Gay teen struggles with repressed sexuality in the form of wisecracking undead serial killer. 'Nuf said. And, honest to goddess, I actually cried when Ron Grady got killed .... because it's just wrong to waste such hot tail.

Hellraiser (1987, Clive Barker)

A woman starts killing men in order to reconstitute the best fuck she ever had? Who hasn't been there, huh? Clive Barker's wonderfully icky debut gave all of us a glimpse of a world we'd probably rather remained in his own mind.

Something Wicked This Way Comes (1983, Jack Clayton)

A wonderfully dark coming-of-age tale, this adaptation of the brilliant Ray Bradbury novel may have been a bit sanitized but it still had plenty of bite - and it tackled childhood fears in a way that was at the same time both hallucinatory and terribly real.

Jaws (1975, Steven Spielberg)

The movie that launched a thousand bedwettings, this one still owns me, and always will. Fuck you, Steven - and the oft-malfunctioning mechanical shark you rode in on.

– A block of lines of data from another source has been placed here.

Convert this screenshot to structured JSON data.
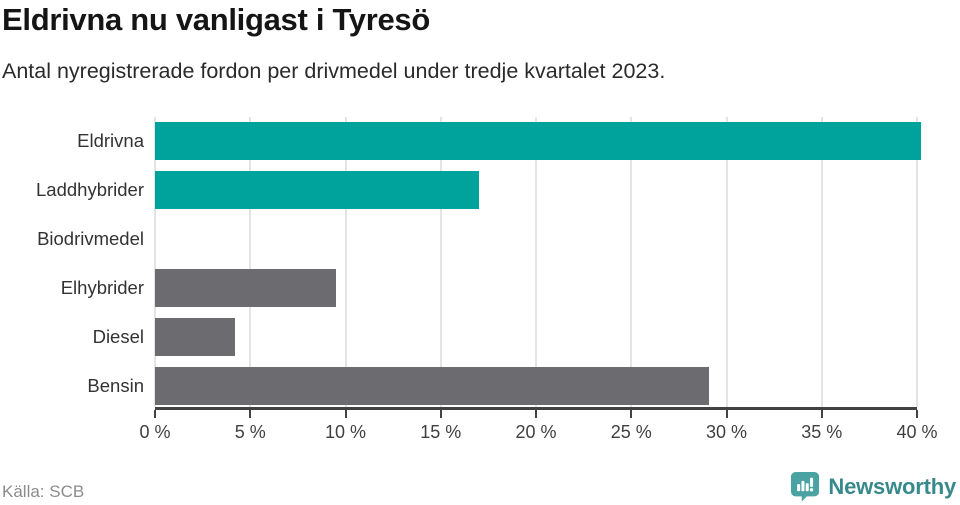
{
  "header": {
    "title": "Eldrivna nu vanligast i Tyresö",
    "subtitle": "Antal nyregistrerade fordon per drivmedel under tredje kvartalet 2023."
  },
  "chart_data": {
    "type": "bar",
    "orientation": "horizontal",
    "title": "Eldrivna nu vanligast i Tyresö",
    "subtitle": "Antal nyregistrerade fordon per drivmedel under tredje kvartalet 2023.",
    "categories": [
      "Eldrivna",
      "Laddhybrider",
      "Biodrivmedel",
      "Elhybrider",
      "Diesel",
      "Bensin"
    ],
    "values": [
      40.2,
      17.0,
      0,
      9.5,
      4.2,
      29.1
    ],
    "unit": "%",
    "xlabel": "",
    "ylabel": "",
    "xlim": [
      0,
      40
    ],
    "x_ticks": [
      0,
      5,
      10,
      15,
      20,
      25,
      30,
      35,
      40
    ],
    "x_tick_labels": [
      "0 %",
      "5 %",
      "10 %",
      "15 %",
      "20 %",
      "25 %",
      "30 %",
      "35 %",
      "40 %"
    ],
    "bar_colors": [
      "#00a39b",
      "#00a39b",
      "#00a39b",
      "#6c6b70",
      "#6c6b70",
      "#6c6b70"
    ],
    "grid": "vertical-gridlines-on",
    "legend": "none"
  },
  "colors": {
    "teal": "#00a39b",
    "gray": "#6c6b70",
    "gridline": "#e4e4e4",
    "axis": "#424242",
    "brand_teal": "#38898b",
    "brand_icon_teal": "#4aa2a3"
  },
  "footer": {
    "source": "Källa: SCB",
    "brand": "Newsworthy",
    "brand_icon": "newsworthy-speech-bubble-chart-icon"
  }
}
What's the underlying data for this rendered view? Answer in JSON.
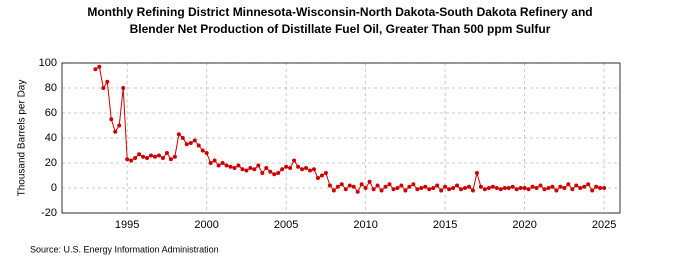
{
  "chart_data": {
    "type": "line",
    "title": [
      "Monthly Refining District Minnesota-Wisconsin-North Dakota-South Dakota Refinery and",
      "Blender Net Production of Distillate Fuel Oil, Greater Than 500 ppm Sulfur"
    ],
    "y_label": "Thousand Barrels per Day",
    "source": "Source: U.S. Energy Information Administration",
    "color": "#cc0000",
    "grid": true,
    "xlim": [
      1990.9,
      2026
    ],
    "xticks": [
      1995,
      2000,
      2005,
      2010,
      2015,
      2020,
      2025
    ],
    "ylim": [
      -20,
      100
    ],
    "yticks": [
      -20,
      0,
      20,
      40,
      60,
      80,
      100
    ],
    "x": [
      1993,
      1993.25,
      1993.5,
      1993.75,
      1994,
      1994.25,
      1994.5,
      1994.75,
      1995,
      1995.25,
      1995.5,
      1995.75,
      1996,
      1996.25,
      1996.5,
      1996.75,
      1997,
      1997.25,
      1997.5,
      1997.75,
      1998,
      1998.25,
      1998.5,
      1998.75,
      1999,
      1999.25,
      1999.5,
      1999.75,
      2000,
      2000.25,
      2000.5,
      2000.75,
      2001,
      2001.25,
      2001.5,
      2001.75,
      2002,
      2002.25,
      2002.5,
      2002.75,
      2003,
      2003.25,
      2003.5,
      2003.75,
      2004,
      2004.25,
      2004.5,
      2004.75,
      2005,
      2005.25,
      2005.5,
      2005.75,
      2006,
      2006.25,
      2006.5,
      2006.75,
      2007,
      2007.25,
      2007.5,
      2007.75,
      2008,
      2008.25,
      2008.5,
      2008.75,
      2009,
      2009.25,
      2009.5,
      2009.75,
      2010,
      2010.25,
      2010.5,
      2010.75,
      2011,
      2011.25,
      2011.5,
      2011.75,
      2012,
      2012.25,
      2012.5,
      2012.75,
      2013,
      2013.25,
      2013.5,
      2013.75,
      2014,
      2014.25,
      2014.5,
      2014.75,
      2015,
      2015.25,
      2015.5,
      2015.75,
      2016,
      2016.25,
      2016.5,
      2016.75,
      2017,
      2017.25,
      2017.5,
      2017.75,
      2018,
      2018.25,
      2018.5,
      2018.75,
      2019,
      2019.25,
      2019.5,
      2019.75,
      2020,
      2020.25,
      2020.5,
      2020.75,
      2021,
      2021.25,
      2021.5,
      2021.75,
      2022,
      2022.25,
      2022.5,
      2022.75,
      2023,
      2023.25,
      2023.5,
      2023.75,
      2024,
      2024.25,
      2024.5,
      2024.75,
      2025
    ],
    "values": [
      95,
      97,
      80,
      85,
      55,
      45,
      50,
      80,
      23,
      22,
      24,
      27,
      25,
      24,
      26,
      25,
      26,
      24,
      28,
      23,
      25,
      43,
      40,
      35,
      36,
      38,
      34,
      30,
      28,
      20,
      22,
      18,
      20,
      18,
      17,
      16,
      18,
      15,
      14,
      16,
      15,
      18,
      12,
      16,
      13,
      11,
      12,
      15,
      17,
      16,
      22,
      17,
      15,
      16,
      14,
      15,
      8,
      10,
      12,
      2,
      -2,
      1,
      3,
      -1,
      2,
      1,
      -3,
      3,
      0,
      5,
      -1,
      2,
      -2,
      1,
      3,
      -1,
      0,
      2,
      -2,
      1,
      3,
      -1,
      0,
      1,
      -1,
      0,
      2,
      -2,
      1,
      -1,
      0,
      2,
      -1,
      0,
      1,
      -2,
      12,
      1,
      -1,
      0,
      1,
      0,
      -1,
      0,
      0,
      1,
      -1,
      0,
      0,
      -1,
      1,
      0,
      2,
      -1,
      0,
      1,
      -2,
      1,
      0,
      3,
      -1,
      2,
      0,
      1,
      3,
      -2,
      1,
      0,
      0
    ]
  }
}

Other Special Guest Top 20(ish) lists:


dementia13 said...

I'd never heard of CampBlood, but now that I've read this, the name makes sense. Great list. I like the bit about Hellraiser: that movie's got a deep subtext of some seriously messed-up sexuality. And, Margot Kidder was not nice in Black Christmas, which was why I hated to see her get offed.

Hannah said...

Me neither...Yours is the only horror blog I read regularly, actually, since I get more tips than I can handle here anyway, but they've just gained a new reader. The site looks too cool to let concerns like "I'm already wasting 10x as much time as I have available on the internet" stop me!

spazmo said...

Great list, Buzz. You and Stacie are like my divorced internet parents - twice the presents ALL YEAR ROUND!

Amanda By Night said...

Oh man, how I love buzz and CampBlood (I even wrote some of the TV movie reviews for him). The thing about buzz, besides the fact he makes me snort coffee out of my nose cuz he's so funny (attractive, no?), is that he sees movies in ways other people don't. Read his review of Just Before Dawn to see what I mean. Of course, his list is fantastic! And I regret not having ANY Frank Henenlotter films on my list. Man is a genius!